The paper "Bridging Stereo Geometry and BEV Representation with Reliable Mutual Interaction for Semantic Scene Completion" addresses a critical challenge in computer vision: achieving 3D semantic scene completion (SSC) using cost-effective camera inputs rather than expensive sensors like LiDAR. This problem is inherently complex due to the ill-posed nature of inferring detailed 3D structures from 2D image data. The authors present a novel framework, BRGScene, which leverages both stereo matching and bird's-eye-view (BEV) representation to overcome the inherent geometric ambiguities and limited observations typically encountered in camera-based approaches.

Framework Overview

BRGScene introduces a unified occupancy-based framework that combines stereo geometry with BEV features, significantly improving the ability to discern both geometric and semantic elements of a scene in a dense 3D context. The key innovation here is the Mutual Interactive Ensemble (MIE) block, which integrates stereo and BEV features through a bi-directional reliable interaction. This mechanism ensures fine-grained information exchange, enhancing the model's capacity to make reliable predictions even in scenarios with significant occlusion or reflection challenges.

Two primary components of the MIE block are the Bi-directional Reliable Interaction (BRI) module and the Dual Volume Ensemble (DVE) module. The BRI module utilizes a confidence re-weighting strategy inspired by multi-view stereo (MVS) techniques to encourage precise stereo and BEV feature integration. Concurrently, the DVE module facilitates the complementary consolidation of stereo and BEV insights through channel-wise recalibration and multi-scale context aggregation.

Strong Numerical Results and Performance

Numerical results indicate that BRGScene outperforms existing camera-based solutions on the SemanticKITTI benchmark, achieving notable improvements in both intersection over union (IoU) for geometric completion and mean intersection over union (mIoU) for semantic segmentation tasks. Specifically, BRGScene yields a relative improvement of 14.5% in mIoU compared to VoxFormer-T, a state-of-the-art model utilizing stereo inputs. This performance gain underscores the effectiveness of the integrated stereo-BEV approach for scene completion.

Implications and Future Directions

The implications of this research are substantial for various applications in autonomous driving, robotics, and augmented reality, where cost-effective 3D scene understanding is paramount. By employing stereo cameras—an economically viable alternative to LiDAR—the proposed framework presents a scalable solution for real-time semantic scene completion with reliable performance across diverse environments.
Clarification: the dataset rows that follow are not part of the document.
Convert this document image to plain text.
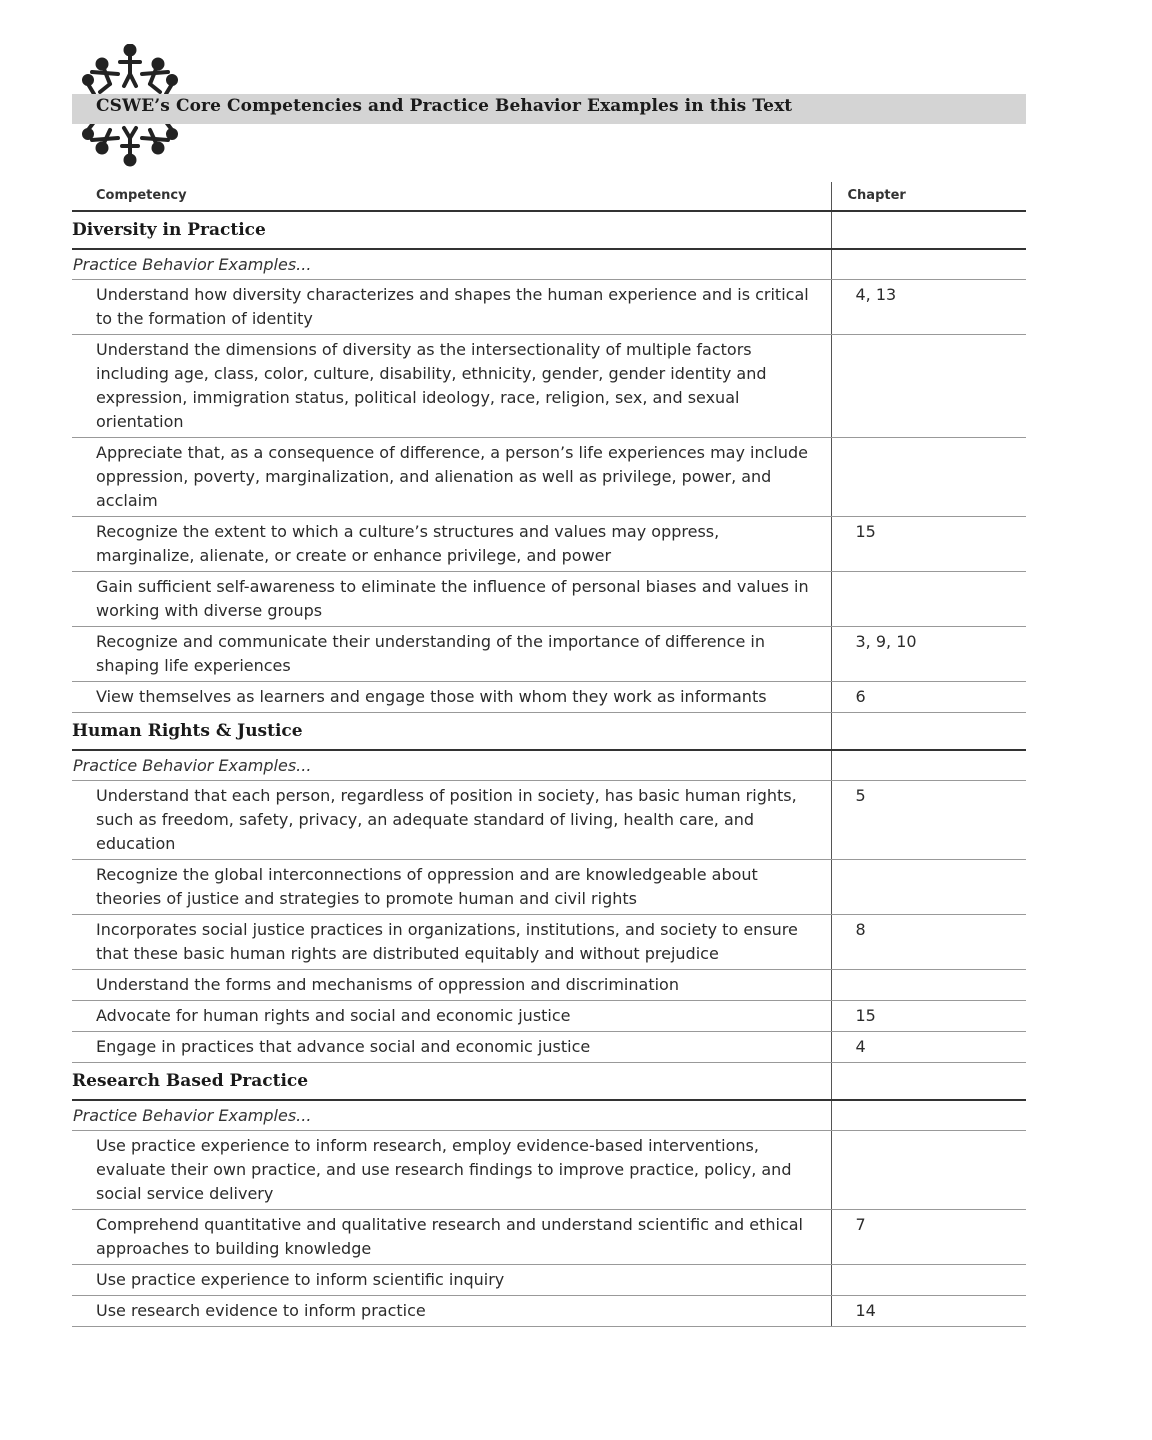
CSWE’s Core Competencies and Practice Behavior Examples in this Text
Competency	Chapter
Diversity in Practice	
Practice Behavior Examples...	
Understand how diversity characterizes and shapes the human experience and is critical to the formation of identity	4, 13
Understand the dimensions of diversity as the intersectionality of multiple factors including age, class, color, culture, disability, ethnicity, gender, gender identity and expression, immigration status, political ideology, race, religion, sex, and sexual orientation	
Appreciate that, as a consequence of difference, a person’s life experiences may include oppression, poverty, marginalization, and alienation as well as privilege, power, and acclaim	
Recognize the extent to which a culture’s structures and values may oppress, marginalize, alienate, or create or enhance privilege, and power	15
Gain sufficient self-awareness to eliminate the influence of personal biases and values in working with diverse groups	
Recognize and communicate their understanding of the importance of difference in shaping life experiences	3, 9, 10
View themselves as learners and engage those with whom they work as informants	6
Human Rights & Justice	
Practice Behavior Examples...	
Understand that each person, regardless of position in society, has basic human rights, such as freedom, safety, privacy, an adequate standard of living, health care, and education	5
Recognize the global interconnections of oppression and are knowledgeable about theories of justice and strategies to promote human and civil rights	
Incorporates social justice practices in organizations, institutions, and society to ensure that these basic human rights are distributed equitably and without prejudice	8
Understand the forms and mechanisms of oppression and discrimination	
Advocate for human rights and social and economic justice	15
Engage in practices that advance social and economic justice	4
Research Based Practice	
Practice Behavior Examples...	
Use practice experience to inform research, employ evidence-based interventions, evaluate their own practice, and use research findings to improve practice, policy, and social service delivery	
Comprehend quantitative and qualitative research and understand scientific and ethical approaches to building knowledge	7
Use practice experience to inform scientific inquiry	
Use research evidence to inform practice	14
Theoretically, the paper emphasizes the importance of integrating multi-source representations to address the limitations inherent in single-modality methods. This multi-faceted approach sets a precedent for future research aimed at exploiting complementary cues from different sensory inputs to improve scene understanding accuracy.

Future developments in this domain might explore further optimization of the interaction mechanisms between stereo and BEV features. Additionally, extending this framework to incorporate temporal dynamics could enhance the model's ability to predict scene changes and movements more effectively, thereby broadening its applicability to dynamic environments.

In conclusion, the paper provides a robust framework that bridges the gap between stereo geometry and BEV representation, advancing the state of the art in camera-based 3D semantic scene completion. The integration of advanced interaction modules and the highlighted results pave the way for more comprehensive and accessible solutions in the field of computer vision.